For what’s it worth, mulching actually helps to prevent these kinds of things from invading your lawn. Mulching is a great way to maintain the length of your grass and improve the condition of your soil.
Frequently asked Questions about Mulching
Q: Can I mulch with a standard mowing blade?
A: No. A standard blade does not have the ability to re-cut grass clippings into tinier pieces. The process of mulching requires a mulching blade. But if you don’t have one, you can opt to just leave your grass clippings after mowing. Just don’t leave piled up overgrown grass clippings on your lawn; this might have an opposite effect than your desired result.
Q: Why can’t I mulch when the lawn is wet?
A: It’s already a bad idea to mow your lawn when it’s wet, but mulching grass when it’s wet is worse. Aside from getting an uneven cut, mulching when grass is wet may lead to failure to deposit the clippings back on the soil. The grass clippings will clump together and stick on surfaces; this may result to a clogged lawn mower or clumped and suffocating mulches.
Q: Is it ideal to mulch as much as I can?
A: Mulching is good for your grass, but anything that is done excessively can be bad. Leaving a thick layer of mulch on the soil can suffocate your lawn; this will hinder your grass to absorb nutrients and sunlight from the soil. Again, a good rule to follow when mulching is “mulch twice, bag once”. You can do it alternately to give time for the mulch to break down and decompose.

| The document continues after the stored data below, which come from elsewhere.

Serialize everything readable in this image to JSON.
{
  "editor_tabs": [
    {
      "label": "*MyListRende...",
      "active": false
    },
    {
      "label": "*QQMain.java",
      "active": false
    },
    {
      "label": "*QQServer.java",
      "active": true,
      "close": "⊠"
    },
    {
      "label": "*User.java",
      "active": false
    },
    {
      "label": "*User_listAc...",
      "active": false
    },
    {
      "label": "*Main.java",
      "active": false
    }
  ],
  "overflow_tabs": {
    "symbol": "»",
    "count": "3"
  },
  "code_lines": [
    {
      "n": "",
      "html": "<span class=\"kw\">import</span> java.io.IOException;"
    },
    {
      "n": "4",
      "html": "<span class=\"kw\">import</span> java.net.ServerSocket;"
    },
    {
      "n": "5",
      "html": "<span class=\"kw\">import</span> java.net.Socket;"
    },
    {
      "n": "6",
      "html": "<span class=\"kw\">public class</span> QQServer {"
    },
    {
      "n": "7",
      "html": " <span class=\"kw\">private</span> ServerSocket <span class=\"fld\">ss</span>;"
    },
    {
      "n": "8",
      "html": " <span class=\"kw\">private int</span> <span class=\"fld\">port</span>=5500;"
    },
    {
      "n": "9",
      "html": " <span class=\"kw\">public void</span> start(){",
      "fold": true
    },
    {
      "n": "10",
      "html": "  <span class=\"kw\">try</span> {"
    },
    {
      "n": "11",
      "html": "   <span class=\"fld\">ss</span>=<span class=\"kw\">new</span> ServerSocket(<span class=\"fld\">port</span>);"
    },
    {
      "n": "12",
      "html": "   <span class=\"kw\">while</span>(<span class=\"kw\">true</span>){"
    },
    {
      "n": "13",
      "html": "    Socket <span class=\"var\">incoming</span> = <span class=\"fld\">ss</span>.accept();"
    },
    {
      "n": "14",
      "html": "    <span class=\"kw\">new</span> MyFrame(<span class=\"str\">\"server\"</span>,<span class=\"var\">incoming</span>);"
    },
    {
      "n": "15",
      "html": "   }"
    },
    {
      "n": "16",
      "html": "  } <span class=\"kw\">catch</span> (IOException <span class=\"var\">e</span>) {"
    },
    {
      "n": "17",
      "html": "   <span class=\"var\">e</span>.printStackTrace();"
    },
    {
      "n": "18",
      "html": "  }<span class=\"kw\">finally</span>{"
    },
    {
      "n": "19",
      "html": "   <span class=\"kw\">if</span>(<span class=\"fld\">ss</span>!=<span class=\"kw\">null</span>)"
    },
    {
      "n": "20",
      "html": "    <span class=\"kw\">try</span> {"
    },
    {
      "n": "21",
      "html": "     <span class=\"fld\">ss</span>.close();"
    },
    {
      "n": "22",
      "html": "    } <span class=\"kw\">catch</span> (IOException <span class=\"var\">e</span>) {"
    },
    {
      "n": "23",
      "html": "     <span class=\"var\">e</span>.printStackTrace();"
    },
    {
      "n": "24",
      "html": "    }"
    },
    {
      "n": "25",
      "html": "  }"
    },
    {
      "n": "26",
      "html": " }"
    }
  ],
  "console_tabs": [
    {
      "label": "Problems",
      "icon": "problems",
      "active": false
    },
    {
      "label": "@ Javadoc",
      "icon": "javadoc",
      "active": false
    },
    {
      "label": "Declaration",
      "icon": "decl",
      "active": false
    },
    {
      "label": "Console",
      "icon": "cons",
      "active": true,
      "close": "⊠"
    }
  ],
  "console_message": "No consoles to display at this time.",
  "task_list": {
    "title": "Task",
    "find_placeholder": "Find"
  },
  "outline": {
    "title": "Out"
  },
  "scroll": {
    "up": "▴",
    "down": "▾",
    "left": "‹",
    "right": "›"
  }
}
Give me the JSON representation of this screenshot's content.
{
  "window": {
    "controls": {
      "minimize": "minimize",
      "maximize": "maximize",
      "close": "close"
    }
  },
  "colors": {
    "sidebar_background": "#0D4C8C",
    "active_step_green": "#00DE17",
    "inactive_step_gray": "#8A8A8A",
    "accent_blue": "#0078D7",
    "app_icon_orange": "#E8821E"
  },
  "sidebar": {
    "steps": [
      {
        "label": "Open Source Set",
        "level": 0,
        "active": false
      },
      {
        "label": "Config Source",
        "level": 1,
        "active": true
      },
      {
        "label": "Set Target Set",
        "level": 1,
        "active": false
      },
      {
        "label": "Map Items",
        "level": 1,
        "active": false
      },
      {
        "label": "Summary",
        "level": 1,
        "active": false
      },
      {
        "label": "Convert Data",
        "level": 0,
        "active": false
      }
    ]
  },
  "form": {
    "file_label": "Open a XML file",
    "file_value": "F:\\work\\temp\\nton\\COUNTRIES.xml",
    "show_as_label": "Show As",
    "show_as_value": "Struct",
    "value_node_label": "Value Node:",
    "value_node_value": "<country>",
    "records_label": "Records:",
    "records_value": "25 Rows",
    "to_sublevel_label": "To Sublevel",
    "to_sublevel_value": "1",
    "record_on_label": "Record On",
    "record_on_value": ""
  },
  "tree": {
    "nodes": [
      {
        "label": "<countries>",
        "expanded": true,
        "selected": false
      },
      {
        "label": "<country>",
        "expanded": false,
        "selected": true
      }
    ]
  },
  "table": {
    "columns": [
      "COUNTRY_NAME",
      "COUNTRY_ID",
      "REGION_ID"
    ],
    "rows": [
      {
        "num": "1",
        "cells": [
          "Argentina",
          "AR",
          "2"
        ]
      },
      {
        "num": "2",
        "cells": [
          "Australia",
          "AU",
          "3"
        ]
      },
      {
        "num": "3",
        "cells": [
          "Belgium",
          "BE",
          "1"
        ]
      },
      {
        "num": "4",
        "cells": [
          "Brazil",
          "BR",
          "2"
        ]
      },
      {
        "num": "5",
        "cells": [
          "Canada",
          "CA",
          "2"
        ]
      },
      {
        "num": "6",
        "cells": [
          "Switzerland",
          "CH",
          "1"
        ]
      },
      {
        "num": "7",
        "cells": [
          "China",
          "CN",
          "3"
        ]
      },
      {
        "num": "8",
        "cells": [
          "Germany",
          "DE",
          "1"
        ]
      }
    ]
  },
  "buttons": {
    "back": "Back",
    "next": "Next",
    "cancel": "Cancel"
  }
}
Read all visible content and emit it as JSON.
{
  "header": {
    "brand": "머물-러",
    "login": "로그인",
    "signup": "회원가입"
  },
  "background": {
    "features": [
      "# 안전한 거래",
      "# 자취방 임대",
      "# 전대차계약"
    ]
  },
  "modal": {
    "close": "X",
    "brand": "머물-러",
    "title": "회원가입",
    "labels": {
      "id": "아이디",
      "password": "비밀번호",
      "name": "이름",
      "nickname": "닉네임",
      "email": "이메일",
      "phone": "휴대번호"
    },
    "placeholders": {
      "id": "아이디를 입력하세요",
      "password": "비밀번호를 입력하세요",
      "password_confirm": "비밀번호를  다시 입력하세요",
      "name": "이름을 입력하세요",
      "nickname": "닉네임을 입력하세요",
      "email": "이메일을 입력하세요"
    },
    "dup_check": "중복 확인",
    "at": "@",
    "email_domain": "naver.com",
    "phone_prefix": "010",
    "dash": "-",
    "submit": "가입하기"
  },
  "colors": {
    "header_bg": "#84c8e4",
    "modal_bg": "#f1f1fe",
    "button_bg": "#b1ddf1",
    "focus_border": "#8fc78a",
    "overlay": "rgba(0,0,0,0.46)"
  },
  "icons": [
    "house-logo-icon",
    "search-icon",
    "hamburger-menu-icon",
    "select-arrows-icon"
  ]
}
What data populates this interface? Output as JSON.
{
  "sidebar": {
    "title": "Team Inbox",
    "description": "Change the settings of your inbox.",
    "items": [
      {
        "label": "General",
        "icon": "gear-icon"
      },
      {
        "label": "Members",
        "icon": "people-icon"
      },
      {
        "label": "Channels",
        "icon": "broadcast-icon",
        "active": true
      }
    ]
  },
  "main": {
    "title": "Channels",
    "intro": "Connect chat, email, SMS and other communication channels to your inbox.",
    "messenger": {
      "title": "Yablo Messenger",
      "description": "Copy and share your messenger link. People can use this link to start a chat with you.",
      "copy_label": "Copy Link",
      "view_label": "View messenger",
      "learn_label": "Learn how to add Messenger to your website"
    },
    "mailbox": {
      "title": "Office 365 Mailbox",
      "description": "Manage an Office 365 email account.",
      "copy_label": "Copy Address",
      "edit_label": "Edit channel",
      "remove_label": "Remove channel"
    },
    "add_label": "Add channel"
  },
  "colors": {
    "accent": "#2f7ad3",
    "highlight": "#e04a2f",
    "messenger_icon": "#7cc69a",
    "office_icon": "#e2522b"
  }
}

Q: Why is mulching a good alternative for fertilizer?
A: During mulching, grass clippings are recycled to serve as compost for your lawn. These grass clippings contain nutrients that it absorbed from the soil. This is a way to give back the nutrients back to the soil. Aside from that, clippings can be an abundant source of nitrogen – this is an element many grass types require to thrive.